Dalam hal dimensi umur panjang dan sehat diwakili oleh indikator harapan hidup saat lahir. Sedang  dimensi pengetahuan diwakili oleh indikator harapan lama sekolah (HLS) dan rata-rata lama sekolah (RLS). Sementara itu, dimensi standar hidup layak (SHL) diwakili oleh pengeluaran per kapita. Ketiga dimensi ini terangkum dalam suatu indeks komposit yang membentuk IPM.[12] Dengan mengetahui tiga aspek atau dimensi dasar tersebut maka dapat dilihat dan diukur sejauhmana perkembangan pembangunan manusia pada suatu negara.[13]  

Menurut Badan Pusat Statistik (BPS) bahwa IPM digunakan untuk menjelaskan bagaimana penduduk dapat mengakses hasil pembangunan dalam memperoleh pendapatan, kesehatan, pendidikan, dan sebagainya.[14] 

IPM sangat bermanfaat sebagai 1) indikator penting untuk mengukur keberhasilan dalam upaya membangun kualitas hidup manusia (masyarakat/penduduk); 2) untuk menentukan peringkat atau level pembangunan suatu wilayah/negara; dan 3) bagi Indonesia, IPM merupakan data strategis karena selain sebagai ukuran kinerja Pemerintah, IPM juga digunakan sebagai salah satu alokator penentuan Dana Alokasi Umum (DAU).[15] 

Bagaimana dengan IPM Indonesia? 

BPS mencatat bahwa IPM Indonesia dari tahun ke tahun terus mengalami pertumbuhan (baca : peningkatan). Untuk periode 2019, BPS kembali merilis hasil IPM Indonesia naik 0,53 poin atau 0,74% dibanding tahun 2018. Bahkan menurut BPS bahwa sejak tahun 2010 IPM Indonesia terus mengalami pertumbuhan (peningkatan).[16] Trend pertumbuhan IPM Indonesia dapat dilihat pada tabel di bawah ini! 

Trend Indeks Pembangunan Manusia RI (2010-2019)

 Sumber : https://ipm.bps.go.id/data/nasional
 Sumber : https://ipm.bps.go.id/data/nasional

Dari data di atas, meskipun tergambar IPM Indonesia menunjukkan trend positif, di mana terus mengalami pertumbuhan setiap tahun (2010 s.d. 2019), namun jika dibandingkan dengan negara tetangga di kawasan Asia Tenggara, Indonesia masih berada di peringkat ke-6. Sedangkan bila dibandingkan dengan negara-negara di dunia Indonesia masih berada di peringkat tengah, yakni tepatnya berada pada peringkat ke-111 dari 189 negara,[17] meski akhirnya Indonesia bisa berhasil meng-upgrade posisinya masuk menjadi kelompok negara maju.  

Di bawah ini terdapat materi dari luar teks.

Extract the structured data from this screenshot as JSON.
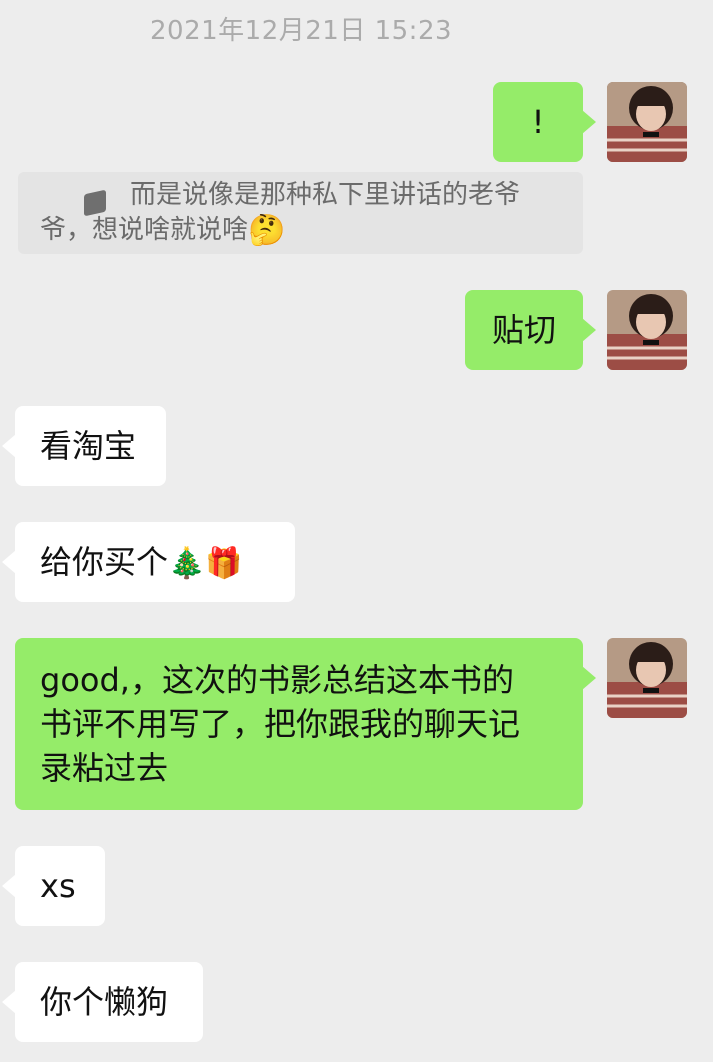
{
  "timestamp": "2021年12月21日 15:23",
  "messages": [
    {
      "text": "!"
    },
    {
      "text": "而是说像是那种私下里讲话的老爷爷，想说啥就说啥",
      "emoji": "🤔"
    },
    {
      "text": "贴切"
    },
    {
      "text": "看淘宝"
    },
    {
      "text": "给你买个",
      "emoji1": "🎄",
      "emoji2": "🎁"
    },
    {
      "line1": "good,，这次的书影总结这本书的",
      "line2": "书评不用写了，把你跟我的聊天记",
      "line3": "录粘过去"
    },
    {
      "text": "xs"
    },
    {
      "text": "你个懒狗"
    }
  ],
  "colors": {
    "background": "#ededed",
    "outgoing_bubble": "#95ec69",
    "incoming_bubble": "#ffffff",
    "quote_background": "#e4e4e4"
  },
  "icons": {
    "avatar": "user-avatar-photo",
    "quote": "quote-icon"
  }
}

IPM Propinsi NTT dan Kabupaten Flores Timur

Sementara untuk gambaran IPM setiap provinsi dari 34 provinsi di Indonesia sampai pada 2018 dapat dilihat tabel di bawah ini.

Indeks Pembangunan Manusia Setiap Provinsi di Indonesia (2014-2018)[18]

 Sumber : https://ipm.bps.go.id/data/nasional
 Sumber : https://ipm.bps.go.id/data/nasional

Berdasarkan tabel di atas dapat dilihat gambaran IPM pada setiap provinsi di Indonesia, mulai dari Daerah Istemawa Aceh di ujung barat sampai dengan Papua di ujung timur. Dari tabel tersebut juga terlihat IPM untuk Propinsi Nusa Tenggara Timur (NTT) sejak 4 tahun terakhir (2015 s.d. 2018) juga mengalami kenaikan, meski masih berada pada kisaran rata-rata 63,48. 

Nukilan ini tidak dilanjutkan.